The elderly accounted for 26.82 million of Japan’s total population of 127.76 million, up 21.9 per cent from the previous census in 2000, the report said. The proportion of people under 15 fell 5.8 per cent to about 1.07 million.
The report also said the proportion of unmarried people went up in all age groups between 20 and 64, for both men and women.
Roughly three out of five women aged 25-29 were unmarried, while 32.6 of those aged 30-34 hadn’t tied the knot, the report said. Three out of four men aged 25-29 and just under half of men aged 30-34 were also unmarried.
Japan’s population dropped in 2005 for the first time on record, shocking officials and spurring a spate of measures to encourage women to have more babies.
The government began a five-year project last year to build more daycare centres, while encouraging men to take paternity leave.

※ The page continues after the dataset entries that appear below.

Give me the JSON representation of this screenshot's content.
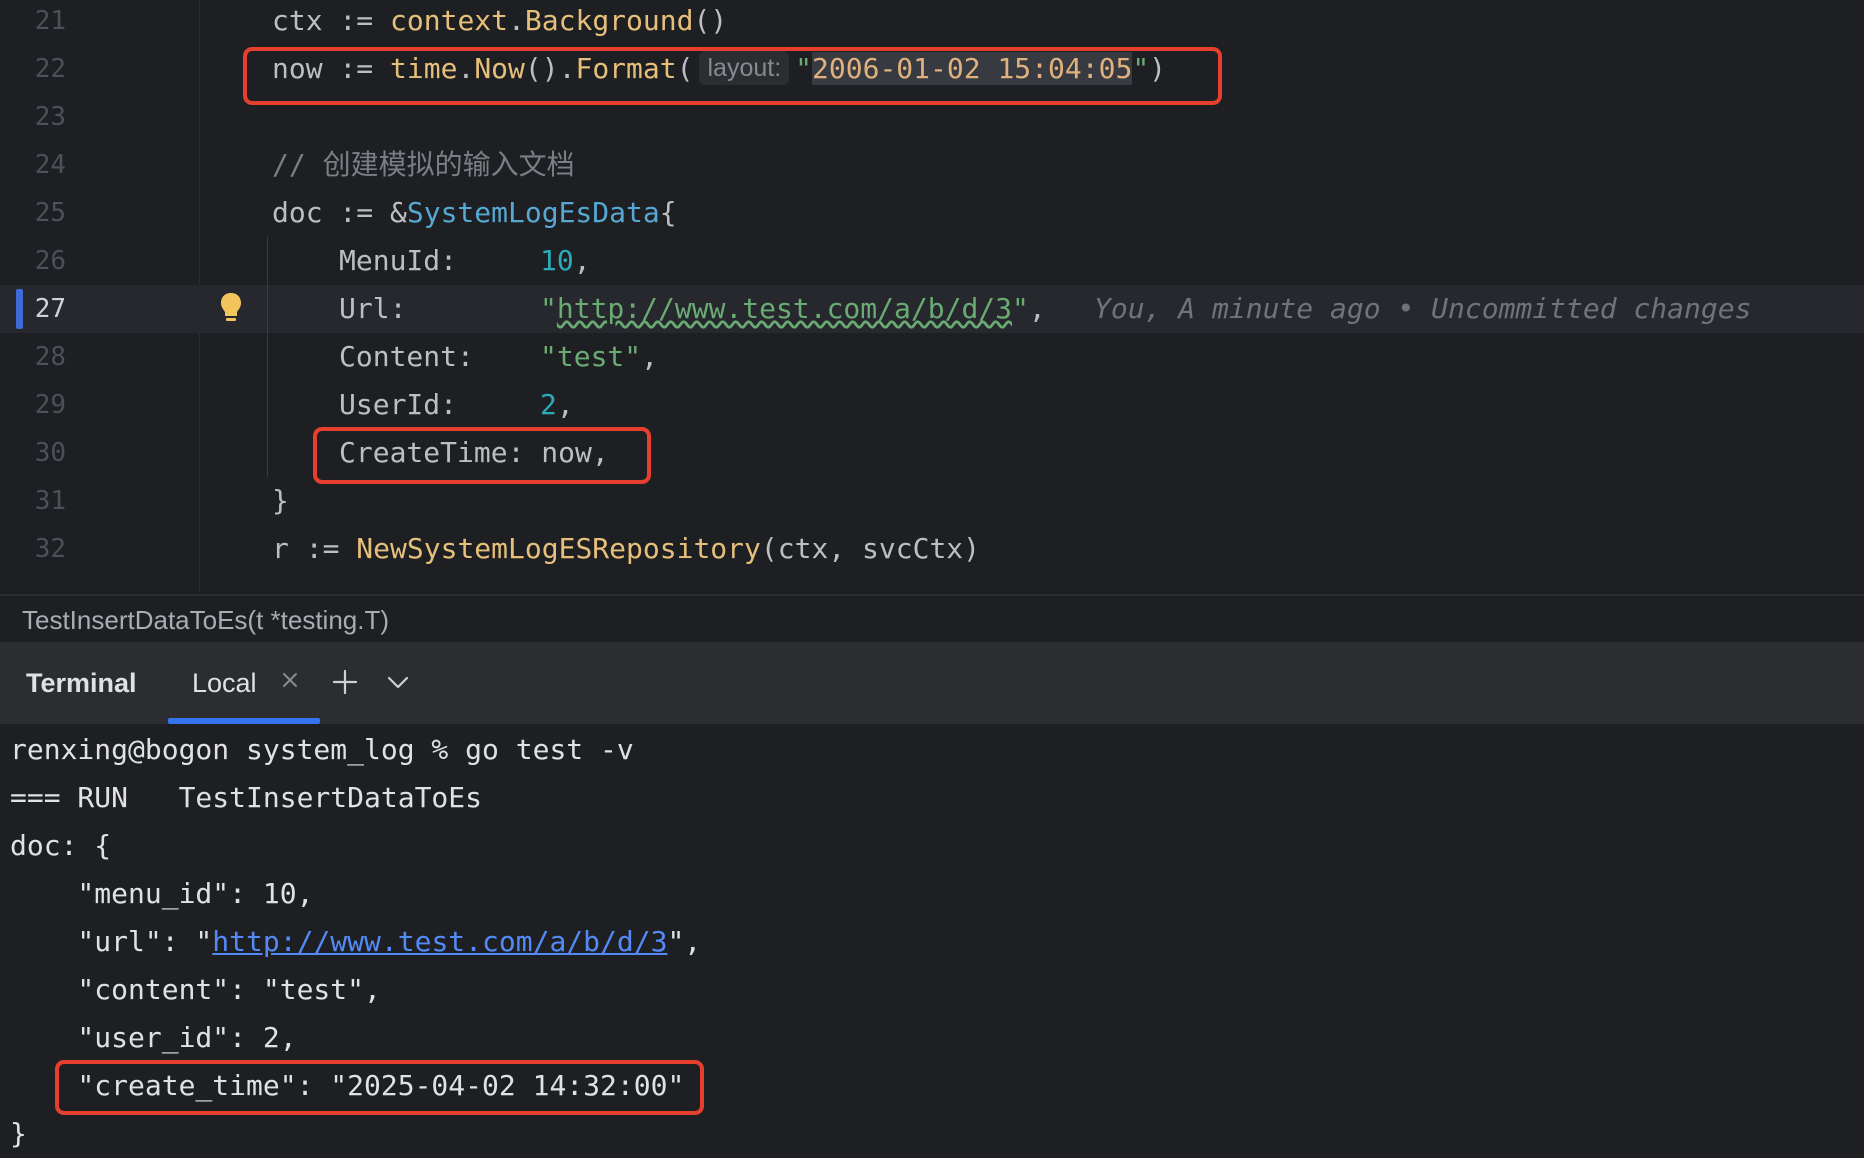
{
  "editor": {
    "lines": [
      {
        "num": "21"
      },
      {
        "num": "22"
      },
      {
        "num": "23"
      },
      {
        "num": "24"
      },
      {
        "num": "25"
      },
      {
        "num": "26"
      },
      {
        "num": "27"
      },
      {
        "num": "28"
      },
      {
        "num": "29"
      },
      {
        "num": "30"
      },
      {
        "num": "31"
      },
      {
        "num": "32"
      }
    ],
    "code": {
      "l21_a": "ctx := ",
      "l21_fn": "context",
      "l21_b": ".",
      "l21_fn2": "Background",
      "l21_c": "()",
      "l22_a": "now := ",
      "l22_fn": "time",
      "l22_b": ".",
      "l22_fn2": "Now",
      "l22_c": "().",
      "l22_fn3": "Format",
      "l22_d": "(",
      "l22_hint": "layout:",
      "l22_q1": "\"",
      "l22_str": "2006-01-02 15:04:05",
      "l22_q2": "\"",
      "l22_e": ")",
      "l24_cmt": "// 创建模拟的输入文档",
      "l25_a": "doc := &",
      "l25_ty": "SystemLogEsData",
      "l25_b": "{",
      "l26_key": "MenuId:",
      "l26_val": "10",
      "l26_c": ",",
      "l27_key": "Url:",
      "l27_q1": "\"",
      "l27_url": "http://www.test.com/a/b/d/3",
      "l27_q2": "\"",
      "l27_c": ",",
      "l27_blame": "You, A minute ago • Uncommitted changes",
      "l28_key": "Content:",
      "l28_val": "\"test\"",
      "l28_c": ",",
      "l29_key": "UserId:",
      "l29_val": "2",
      "l29_c": ",",
      "l30_text": "CreateTime: now,",
      "l31_text": "}",
      "l32_a": "r := ",
      "l32_fn": "NewSystemLogESRepository",
      "l32_b": "(ctx, svcCtx)"
    }
  },
  "breadcrumb": "TestInsertDataToEs(t *testing.T)",
  "terminal": {
    "title": "Terminal",
    "tab_label": "Local",
    "lines": {
      "prompt": "renxing@bogon system_log % go test -v",
      "run": "=== RUN   TestInsertDataToEs",
      "doc_open": "doc: {",
      "menu": "    \"menu_id\": 10,",
      "url_a": "    \"url\": \"",
      "url_link": "http://www.test.com/a/b/d/3",
      "url_b": "\",",
      "content": "    \"content\": \"test\",",
      "user": "    \"user_id\": 2,",
      "create": "    \"create_time\": \"2025-04-02 14:32:00\"",
      "close": "}"
    }
  },
  "colors": {
    "highlight_box": "#e5402d",
    "accent": "#3574f0",
    "bulb": "#f2c55c"
  },
  "icons": {
    "bulb": "lightbulb-icon",
    "close": "close-icon",
    "add": "plus-icon",
    "menu": "chevron-down-icon"
  }
}
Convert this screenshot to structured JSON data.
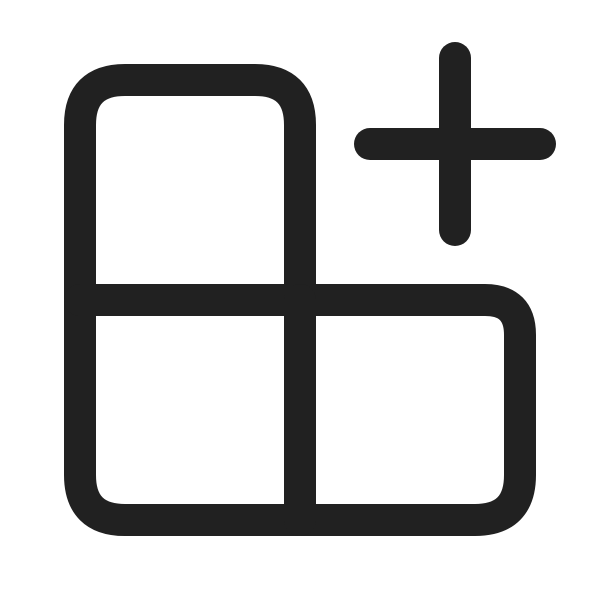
{
  "icon": {
    "name": "apps-add-icon",
    "stroke_color": "#212121",
    "background_color": "#ffffff"
  }
}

Towns and villages have also launched matchmaking services to get more people to marry.
But Japan’s birthrate in 2005 stood at a record low of 1.25 babies per woman in her lifetime, far below the 2.1 rate needed to keep the population steady.
Japan’s reluctance to open its borders to immigrants and refugees despite an urgent need for new workers to replace its aging work force has also compounded the problem.
Foreign residents accounted for only about 1.2 per cent of Japan’s 127 million people at the end of 2005, and a government panel may propose limiting the ratio of foreigners to three per cent of the country’s population.
The government has said roughly one in four Japanese may be aged 65 or older in 2015, and about one in three in 2050.